"Elf In Green Salwar"
Chitra Bhattacharya
I found "Elf In Green Salwar" to be a deeply personal collection that reveals Suman Roy's introspective poetic voice. The poems weave together themes of love, memory, political consciousness, and the passage of time with a distinctive blend of romanticism and social awareness. Roy's verses move fluidly between intimate moments (like the plastic Tajmahal gift in "Coincidence unfolded") and broader reflections on identity, religion, and politics (as in "Our breath, their breath"). The recurring image of the "elf in green salwar" creates a mysterious, elusive figure that seems to represent both a specific beloved and something more universal about desire and memory.🍂
The collection's strength lies in its raw emotional honesty and its refusal to polish away contradictions. Roy doesn't shy from critiquing hypocrisy, whether in personal relationships ("From my beloved's diary") or in political discourse. The poems often embrace a stream of consciousness style that can feel fragmentary, moving between concrete images and abstract meditations. This creates an uneven reading experience where some pieces like "Coincidence unfolded" paint vivid scenes of village life, while others like "Dramatic Poesy" experiment with form in ways that feel less fully realized.
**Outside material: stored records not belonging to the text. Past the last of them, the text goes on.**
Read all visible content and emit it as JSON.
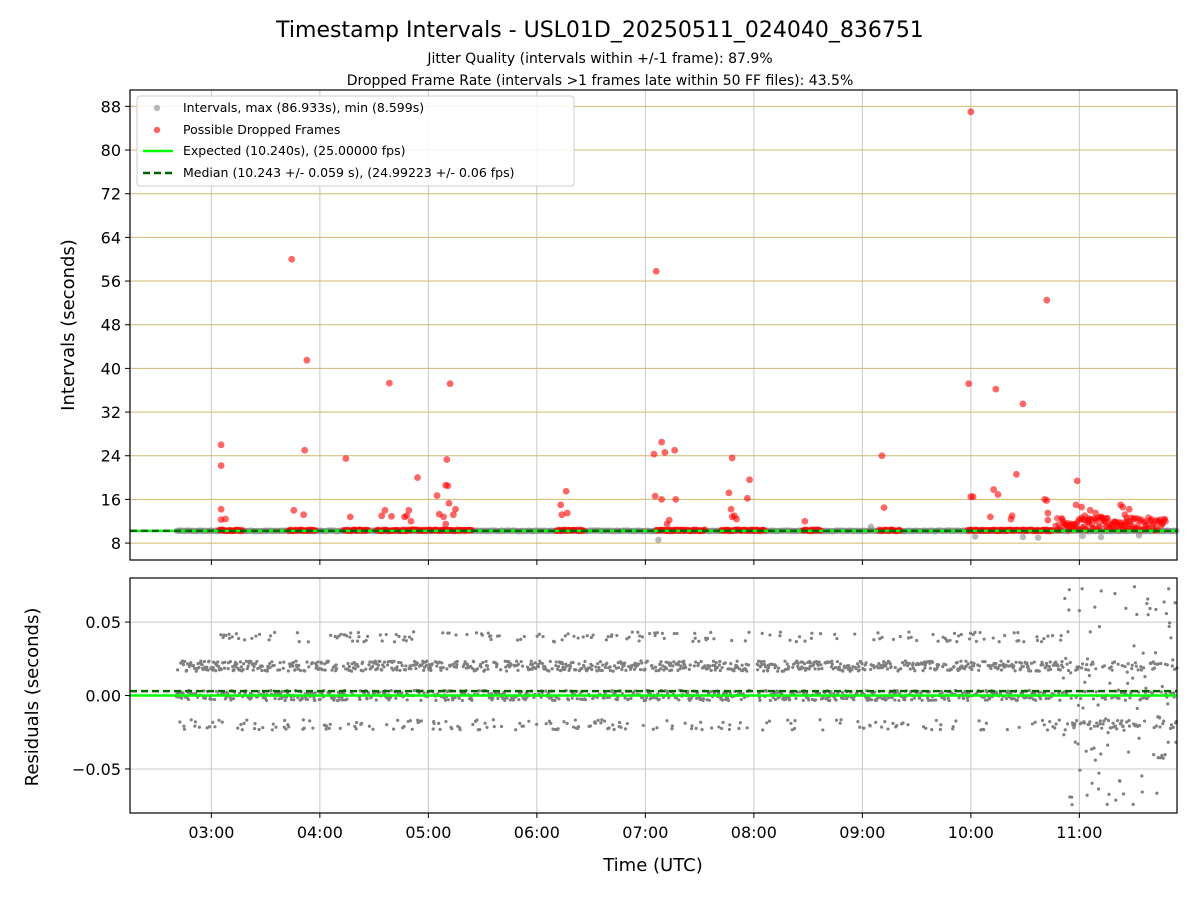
{
  "chart_data": {
    "type": "scatter",
    "title": "Timestamp Intervals - USL01D_20250511_024040_836751",
    "subtitle_lines": [
      "Jitter Quality (intervals within +/-1 frame): 87.9%",
      "Dropped Frame Rate (intervals >1 frames late within 50 FF files): 43.5%"
    ],
    "xlabel": "Time (UTC)",
    "x_ticks": [
      "03:00",
      "04:00",
      "05:00",
      "06:00",
      "07:00",
      "08:00",
      "09:00",
      "10:00",
      "11:00"
    ],
    "x_range_hours": [
      2.25,
      11.9
    ],
    "grid": true,
    "colors": {
      "intervals": "#808080",
      "dropped": "#ff0000",
      "expected": "#00ff00",
      "median": "#006400",
      "hgrid_top": "#d2b86e",
      "grid": "#c8c8c8"
    },
    "top_panel": {
      "ylabel": "Intervals (seconds)",
      "ylim": [
        4.9,
        91.0
      ],
      "y_ticks": [
        8,
        16,
        24,
        32,
        40,
        48,
        56,
        64,
        72,
        80,
        88
      ],
      "expected_interval": 10.24,
      "median_interval": 10.243,
      "legend_position": "upper-left",
      "legend": [
        "Intervals, max (86.933s), min (8.599s)",
        "Possible Dropped Frames",
        "Expected (10.240s), (25.00000 fps)",
        "Median (10.243 +/- 0.059 s), (24.99223 +/- 0.06 fps)"
      ],
      "interval_outliers": [
        {
          "x": 7.12,
          "y": 8.6
        },
        {
          "x": 9.08,
          "y": 11.0
        },
        {
          "x": 10.04,
          "y": 9.2
        },
        {
          "x": 10.62,
          "y": 9.0
        },
        {
          "x": 11.03,
          "y": 9.3
        },
        {
          "x": 11.2,
          "y": 9.1
        },
        {
          "x": 11.55,
          "y": 9.4
        },
        {
          "x": 10.48,
          "y": 9.1
        }
      ],
      "interval_segments": [
        [
          2.68,
          11.9
        ]
      ],
      "dropped_frames": [
        {
          "x": 3.09,
          "y": 26.0
        },
        {
          "x": 3.09,
          "y": 22.2
        },
        {
          "x": 3.09,
          "y": 14.2
        },
        {
          "x": 3.09,
          "y": 12.3
        },
        {
          "x": 3.13,
          "y": 12.4
        },
        {
          "x": 3.74,
          "y": 60.0
        },
        {
          "x": 3.76,
          "y": 14.0
        },
        {
          "x": 3.86,
          "y": 25.0
        },
        {
          "x": 3.88,
          "y": 41.5
        },
        {
          "x": 3.85,
          "y": 13.2
        },
        {
          "x": 4.24,
          "y": 23.5
        },
        {
          "x": 4.28,
          "y": 12.8
        },
        {
          "x": 4.57,
          "y": 13.0
        },
        {
          "x": 4.6,
          "y": 14.0
        },
        {
          "x": 4.64,
          "y": 37.3
        },
        {
          "x": 4.66,
          "y": 12.9
        },
        {
          "x": 4.78,
          "y": 12.8
        },
        {
          "x": 4.8,
          "y": 13.0
        },
        {
          "x": 4.82,
          "y": 14.0
        },
        {
          "x": 4.84,
          "y": 12.0
        },
        {
          "x": 4.9,
          "y": 20.0
        },
        {
          "x": 5.08,
          "y": 16.7
        },
        {
          "x": 5.1,
          "y": 13.3
        },
        {
          "x": 5.14,
          "y": 12.8
        },
        {
          "x": 5.17,
          "y": 23.3
        },
        {
          "x": 5.16,
          "y": 18.6
        },
        {
          "x": 5.18,
          "y": 18.5
        },
        {
          "x": 5.19,
          "y": 15.3
        },
        {
          "x": 5.2,
          "y": 37.2
        },
        {
          "x": 5.23,
          "y": 13.2
        },
        {
          "x": 5.25,
          "y": 14.2
        },
        {
          "x": 5.16,
          "y": 11.5
        },
        {
          "x": 6.22,
          "y": 15.0
        },
        {
          "x": 6.23,
          "y": 13.2
        },
        {
          "x": 6.27,
          "y": 17.5
        },
        {
          "x": 6.28,
          "y": 13.5
        },
        {
          "x": 7.1,
          "y": 57.8
        },
        {
          "x": 7.08,
          "y": 24.3
        },
        {
          "x": 7.09,
          "y": 16.6
        },
        {
          "x": 7.15,
          "y": 26.5
        },
        {
          "x": 7.15,
          "y": 16.0
        },
        {
          "x": 7.18,
          "y": 24.6
        },
        {
          "x": 7.22,
          "y": 12.2
        },
        {
          "x": 7.2,
          "y": 11.5
        },
        {
          "x": 7.27,
          "y": 25.0
        },
        {
          "x": 7.28,
          "y": 16.0
        },
        {
          "x": 7.77,
          "y": 17.2
        },
        {
          "x": 7.8,
          "y": 23.6
        },
        {
          "x": 7.79,
          "y": 14.2
        },
        {
          "x": 7.82,
          "y": 13.0
        },
        {
          "x": 7.84,
          "y": 12.4
        },
        {
          "x": 7.8,
          "y": 12.8
        },
        {
          "x": 7.96,
          "y": 19.6
        },
        {
          "x": 7.94,
          "y": 16.2
        },
        {
          "x": 8.47,
          "y": 12.0
        },
        {
          "x": 9.18,
          "y": 24.0
        },
        {
          "x": 9.2,
          "y": 14.5
        },
        {
          "x": 9.98,
          "y": 37.2
        },
        {
          "x": 10.0,
          "y": 87.0
        },
        {
          "x": 10.0,
          "y": 16.5
        },
        {
          "x": 10.02,
          "y": 16.5
        },
        {
          "x": 10.18,
          "y": 12.8
        },
        {
          "x": 10.21,
          "y": 17.8
        },
        {
          "x": 10.23,
          "y": 36.2
        },
        {
          "x": 10.25,
          "y": 16.9
        },
        {
          "x": 10.37,
          "y": 12.4
        },
        {
          "x": 10.38,
          "y": 13.0
        },
        {
          "x": 10.42,
          "y": 20.6
        },
        {
          "x": 10.48,
          "y": 33.5
        },
        {
          "x": 10.7,
          "y": 52.5
        },
        {
          "x": 10.68,
          "y": 16.0
        },
        {
          "x": 10.7,
          "y": 15.8
        },
        {
          "x": 10.71,
          "y": 13.5
        },
        {
          "x": 10.71,
          "y": 12.2
        },
        {
          "x": 10.98,
          "y": 19.4
        },
        {
          "x": 10.97,
          "y": 15.0
        },
        {
          "x": 11.02,
          "y": 14.6
        },
        {
          "x": 11.05,
          "y": 13.0
        },
        {
          "x": 11.1,
          "y": 14.0
        },
        {
          "x": 11.15,
          "y": 13.5
        },
        {
          "x": 11.2,
          "y": 12.8
        },
        {
          "x": 11.25,
          "y": 12.5
        },
        {
          "x": 11.38,
          "y": 15.0
        },
        {
          "x": 11.4,
          "y": 14.6
        },
        {
          "x": 11.42,
          "y": 13.2
        },
        {
          "x": 11.44,
          "y": 12.0
        },
        {
          "x": 11.46,
          "y": 14.2
        },
        {
          "x": 11.5,
          "y": 12.5
        },
        {
          "x": 11.33,
          "y": 11.8
        },
        {
          "x": 11.08,
          "y": 11.9
        },
        {
          "x": 10.93,
          "y": 11.5
        },
        {
          "x": 10.9,
          "y": 11.0
        }
      ],
      "dropped_clusters": [
        [
          3.07,
          3.29
        ],
        [
          3.71,
          3.96
        ],
        [
          4.22,
          4.45
        ],
        [
          4.52,
          5.4
        ],
        [
          6.18,
          6.43
        ],
        [
          7.1,
          7.55
        ],
        [
          7.7,
          8.1
        ],
        [
          8.45,
          8.62
        ],
        [
          9.15,
          9.35
        ],
        [
          9.97,
          10.75
        ],
        [
          10.78,
          11.8
        ]
      ]
    },
    "bottom_panel": {
      "ylabel": "Residuals (seconds)",
      "ylim": [
        -0.08,
        0.08
      ],
      "y_ticks": [
        -0.05,
        0.0,
        0.05
      ],
      "y_tick_labels": [
        "−0.05",
        "0.00",
        "0.05"
      ],
      "expected_residual": 0.0,
      "median_residual": 0.003,
      "bands": [
        -0.02,
        0.0,
        0.02,
        0.04
      ],
      "x_extent": [
        2.68,
        11.9
      ],
      "gap_interval": [
        7.96,
        8.03
      ],
      "scatter_from_hour": 10.85
    }
  }
}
What struck me most was how Roy grounds philosophical and emotional questions in sensory details: the taste of wine on green fabric, the touch of tree leaves, the sight of kash flowers. The dedication to "Chhuti, Prithi, Aru, Dilu and Gundi" and the direct address to figures like "Amiteshda" suggest these poems emerge from a specific community and set of relationships, giving the collection an intimate, almost diary-like quality. While the language occasionally stumbles and the symbolism can be opaque, there's an undeniable sincerity here that makes the collection worth engaging with, particularly for readers interested in contemporary Indian poetry that bridges the personal and political.